Страница 2 из 59
Через минуту оба вошли в спальню, и первое, что бросилось им в глаза, были две зелёные точки на каминной доске. Экономка повернула фитиль керосиновой лампы, и в её тусклом свете стал различим большой, злобно ощерившийся чёрный кот с рысьими кисточками на ушах, издававший глухое шипение.
Доната осторожно обошла кровать, пугливо оглянувшись на кота, и поставила лампу за пологом: свет раздражал графа.
Больной, едва заметив приехавшего, захрипел, судорожным жестом полупарализованной руки потребовал от Донаты отодвинуть полог, потом впился воспалённым взглядом в племянника.
Тот подошёл к недужному и сел на постель.
— Винченцо, ты… — граф едва выговаривал слова, они вылетали из горла со свистом. Сорокадевятилетний, он выглядел сейчас почти на семьдесят. — Я виноват. Гнев ослепил меня, но я… — Умирающий умолк, тяжело сглотнув, потом продолжил. — Но она… Джованна. Она моя крестница, дочь Габриеля.
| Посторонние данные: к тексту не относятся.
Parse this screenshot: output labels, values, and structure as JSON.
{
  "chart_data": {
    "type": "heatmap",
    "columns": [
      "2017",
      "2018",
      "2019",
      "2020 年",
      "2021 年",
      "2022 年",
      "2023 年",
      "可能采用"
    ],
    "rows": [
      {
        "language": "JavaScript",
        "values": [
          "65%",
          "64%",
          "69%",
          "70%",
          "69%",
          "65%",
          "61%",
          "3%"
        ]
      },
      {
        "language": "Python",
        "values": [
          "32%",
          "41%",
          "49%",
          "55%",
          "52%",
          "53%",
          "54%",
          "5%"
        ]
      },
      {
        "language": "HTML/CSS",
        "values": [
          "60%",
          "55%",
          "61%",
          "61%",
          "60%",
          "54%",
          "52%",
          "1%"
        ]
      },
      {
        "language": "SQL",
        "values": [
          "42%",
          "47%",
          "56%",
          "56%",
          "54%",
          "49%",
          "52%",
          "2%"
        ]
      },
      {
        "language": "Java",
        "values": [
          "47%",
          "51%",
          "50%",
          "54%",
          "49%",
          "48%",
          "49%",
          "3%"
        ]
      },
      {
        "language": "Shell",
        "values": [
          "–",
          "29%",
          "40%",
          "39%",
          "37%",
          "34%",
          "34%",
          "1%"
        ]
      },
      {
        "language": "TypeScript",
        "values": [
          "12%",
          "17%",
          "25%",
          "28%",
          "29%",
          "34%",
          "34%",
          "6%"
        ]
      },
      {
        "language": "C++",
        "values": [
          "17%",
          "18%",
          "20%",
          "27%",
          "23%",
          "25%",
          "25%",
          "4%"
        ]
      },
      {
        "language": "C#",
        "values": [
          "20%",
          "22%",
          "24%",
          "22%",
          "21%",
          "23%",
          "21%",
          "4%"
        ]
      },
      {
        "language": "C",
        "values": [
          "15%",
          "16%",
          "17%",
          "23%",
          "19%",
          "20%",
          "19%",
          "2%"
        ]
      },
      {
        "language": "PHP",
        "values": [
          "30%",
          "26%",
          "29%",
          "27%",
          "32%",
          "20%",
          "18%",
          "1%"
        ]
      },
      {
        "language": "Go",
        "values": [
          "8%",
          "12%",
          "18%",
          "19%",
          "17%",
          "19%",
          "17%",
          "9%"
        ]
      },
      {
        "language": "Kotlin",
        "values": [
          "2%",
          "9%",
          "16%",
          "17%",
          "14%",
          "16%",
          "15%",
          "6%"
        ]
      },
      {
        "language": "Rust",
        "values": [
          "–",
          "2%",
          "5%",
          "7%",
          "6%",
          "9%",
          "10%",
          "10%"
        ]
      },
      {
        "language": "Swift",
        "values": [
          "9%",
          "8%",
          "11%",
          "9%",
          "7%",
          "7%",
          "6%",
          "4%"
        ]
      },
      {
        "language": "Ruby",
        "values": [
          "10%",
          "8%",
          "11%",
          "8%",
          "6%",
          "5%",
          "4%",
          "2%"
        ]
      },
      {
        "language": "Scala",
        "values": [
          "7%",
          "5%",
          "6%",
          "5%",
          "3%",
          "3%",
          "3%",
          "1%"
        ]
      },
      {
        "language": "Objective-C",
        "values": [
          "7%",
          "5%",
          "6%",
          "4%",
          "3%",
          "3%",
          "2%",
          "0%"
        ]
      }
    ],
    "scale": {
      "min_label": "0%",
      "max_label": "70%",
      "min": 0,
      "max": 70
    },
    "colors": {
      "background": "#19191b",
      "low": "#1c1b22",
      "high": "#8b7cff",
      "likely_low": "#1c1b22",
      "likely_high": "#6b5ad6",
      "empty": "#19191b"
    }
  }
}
Не оставь её. Женись на ней, будь ей опорой, она так молода, береги её, я не успел… — умирающий снова забил по постели рукой, на губах его выступила кровь, — дай мне слово…прости… не помни зла.
Винченцо кивнул.
— Я позабочусь о ней, — тон его был бесцветен и, казалось, совершенно безучастен.
— Клянись Господом и Пресвятой Девой дель Розарио.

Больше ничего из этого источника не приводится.